7. Opportunity for Scholarship
Many high school athletes dream of earning a Division 1 scholarship to play their sport at the collegiate level. However, not every athlete has the chance to be recruited by the schools they are interested in.
A preferred walk-on offers these athletes an alternative route to playing their sport at the college level. While they may not have received a scholarship offer initially, a preferred walk-on can prove themselves on and off the field, potentially earning a scholarship in the future.
It takes dedication and hard work, but for those who are willing to put in the effort, a preferred walk-on position can lead to becoming a valuable member of a collegiate team with financial support through a scholarship. Ultimately, it is up to each athlete to take advantage of this opportunity and show their worth on and off the field.
8. Every School is Different
The decision to guarantee a preferred walk-on’s spot on a sports team for a set number of years, or to allow them to stay indefinitely until they choose to leave, is a complex one. On one hand, providing a guaranteed spot for a certain period allows the athlete to plan and work towards their goals without the constant worry of being asked to leave suddenly.
However, this may also limit the growth and development of the team as a whole if the preferred walk-on is not meeting certain standards or progress is stagnating. In contrast, allowing them to stay until they choose to leave gives them more flexibility, but could also create instability within the team dynamic.
Ultimately, each school must carefully weigh the pros and cons and decide which option best aligns with its values and goals for its athletics program.
9. Opportunity to Advance
The majority of walk-on players, or athletes who try out for a college team without being initially recruited or offered a scholarship, begin their careers at the bottom of the roster. They often start out as backups or special teams players, working tirelessly to prove themselves and earn playing time.
However, with persistence and determination, these players have the potential to work their way up to starting roles on the team. Some of the most successful athletes in college sports were originally walk-ons who earned their spot through sheer grit and hard work.
While walk-ons may have to work harder than those who were sought after by coaches, they have just as much chance at success and can bring a unique drive and passion to their team. As such, they should never be underestimated or viewed as inferior athletes.
Instead, they should be given equal opportunities and support as they strive toward their goals on the field.

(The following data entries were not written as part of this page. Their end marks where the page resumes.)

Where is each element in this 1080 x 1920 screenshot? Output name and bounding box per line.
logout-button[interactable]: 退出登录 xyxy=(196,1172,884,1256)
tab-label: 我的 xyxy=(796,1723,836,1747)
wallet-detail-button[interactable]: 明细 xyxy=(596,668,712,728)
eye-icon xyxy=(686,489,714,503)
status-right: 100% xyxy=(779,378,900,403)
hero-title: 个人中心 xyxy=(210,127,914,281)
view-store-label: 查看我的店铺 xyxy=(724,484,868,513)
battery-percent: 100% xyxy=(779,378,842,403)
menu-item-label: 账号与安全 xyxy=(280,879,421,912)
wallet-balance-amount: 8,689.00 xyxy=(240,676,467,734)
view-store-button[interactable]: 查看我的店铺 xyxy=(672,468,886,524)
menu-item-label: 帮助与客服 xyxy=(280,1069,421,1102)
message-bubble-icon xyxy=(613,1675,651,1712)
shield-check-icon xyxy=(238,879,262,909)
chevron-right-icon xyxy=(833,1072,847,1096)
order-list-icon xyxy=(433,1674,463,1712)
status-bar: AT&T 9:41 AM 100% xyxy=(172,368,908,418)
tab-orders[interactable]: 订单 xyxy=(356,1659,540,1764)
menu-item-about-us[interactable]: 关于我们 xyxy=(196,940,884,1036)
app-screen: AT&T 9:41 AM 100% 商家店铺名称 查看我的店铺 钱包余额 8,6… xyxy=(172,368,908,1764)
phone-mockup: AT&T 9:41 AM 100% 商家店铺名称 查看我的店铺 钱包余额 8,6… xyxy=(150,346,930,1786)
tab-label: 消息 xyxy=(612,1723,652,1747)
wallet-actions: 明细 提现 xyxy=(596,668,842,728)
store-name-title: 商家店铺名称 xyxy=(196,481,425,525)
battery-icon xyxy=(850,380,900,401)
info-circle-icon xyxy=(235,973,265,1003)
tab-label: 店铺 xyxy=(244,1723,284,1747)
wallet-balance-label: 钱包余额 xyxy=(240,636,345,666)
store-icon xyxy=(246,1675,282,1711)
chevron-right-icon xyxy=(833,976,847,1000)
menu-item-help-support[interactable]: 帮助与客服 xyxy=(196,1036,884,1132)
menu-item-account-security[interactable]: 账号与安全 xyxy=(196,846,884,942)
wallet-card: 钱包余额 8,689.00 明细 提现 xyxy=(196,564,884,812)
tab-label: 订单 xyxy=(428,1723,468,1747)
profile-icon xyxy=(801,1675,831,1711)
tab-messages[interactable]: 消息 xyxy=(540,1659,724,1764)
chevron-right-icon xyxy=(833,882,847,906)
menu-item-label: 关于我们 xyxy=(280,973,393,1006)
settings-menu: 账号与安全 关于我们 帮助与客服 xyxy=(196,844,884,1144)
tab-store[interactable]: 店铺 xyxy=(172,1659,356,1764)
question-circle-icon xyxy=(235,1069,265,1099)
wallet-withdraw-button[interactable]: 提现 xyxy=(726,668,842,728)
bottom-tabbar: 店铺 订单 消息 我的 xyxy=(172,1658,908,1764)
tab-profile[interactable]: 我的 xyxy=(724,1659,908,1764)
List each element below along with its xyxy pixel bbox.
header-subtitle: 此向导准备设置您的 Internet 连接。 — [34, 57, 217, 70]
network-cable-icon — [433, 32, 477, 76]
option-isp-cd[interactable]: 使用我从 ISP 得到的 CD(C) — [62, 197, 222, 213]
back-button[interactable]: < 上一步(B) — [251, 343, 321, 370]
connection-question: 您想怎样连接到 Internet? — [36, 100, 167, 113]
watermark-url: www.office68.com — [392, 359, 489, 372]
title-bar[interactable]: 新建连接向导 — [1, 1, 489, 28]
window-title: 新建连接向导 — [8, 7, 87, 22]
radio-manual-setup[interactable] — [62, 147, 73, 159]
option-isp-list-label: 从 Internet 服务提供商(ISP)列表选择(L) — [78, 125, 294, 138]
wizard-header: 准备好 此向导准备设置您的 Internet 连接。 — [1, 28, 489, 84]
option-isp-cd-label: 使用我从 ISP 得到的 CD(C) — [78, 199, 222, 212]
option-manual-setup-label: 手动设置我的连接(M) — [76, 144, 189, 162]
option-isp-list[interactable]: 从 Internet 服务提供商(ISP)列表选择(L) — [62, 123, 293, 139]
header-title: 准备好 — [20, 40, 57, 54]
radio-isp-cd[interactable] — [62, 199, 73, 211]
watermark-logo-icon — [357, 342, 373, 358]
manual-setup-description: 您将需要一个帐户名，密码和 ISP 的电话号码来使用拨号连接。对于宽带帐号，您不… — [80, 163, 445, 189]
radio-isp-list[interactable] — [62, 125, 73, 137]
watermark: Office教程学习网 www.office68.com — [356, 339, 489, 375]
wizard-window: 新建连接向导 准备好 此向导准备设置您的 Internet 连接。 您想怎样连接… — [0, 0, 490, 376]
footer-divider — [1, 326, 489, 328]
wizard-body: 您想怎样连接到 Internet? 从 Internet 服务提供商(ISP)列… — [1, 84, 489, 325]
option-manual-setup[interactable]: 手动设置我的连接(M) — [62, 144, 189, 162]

10. You Can Make it to the Pros
Despite the odds, walk-ons can still achieve success in the NFL. While they may start at a disadvantage by not being selected to join a team during the draft, their determination and perseverance can often lead them to make a name for themselves.
One only needs to look at recent examples such as James White, who was crucial in leading the New England Patriots to victory in Super Bowl LI, or Matthew Slater, who has earned seven Pro Bowl selections as a special teams player.
Of course, it requires a true commitment and passion for the sport to overcome the challenges of being a walk-on. However, those who do put in the effort can certainly find success at the highest level of football.
Being a preferred walk-on can be a great way to extend your football career at the collegiate level if you don’t receive an offer from another school or if you want to play for your favorite team growing up. It’s important to remember that you will still have to work hard and may not get much playing time early on in your career, but it can be a great opportunity nonetheless if you are willing to put in the effort!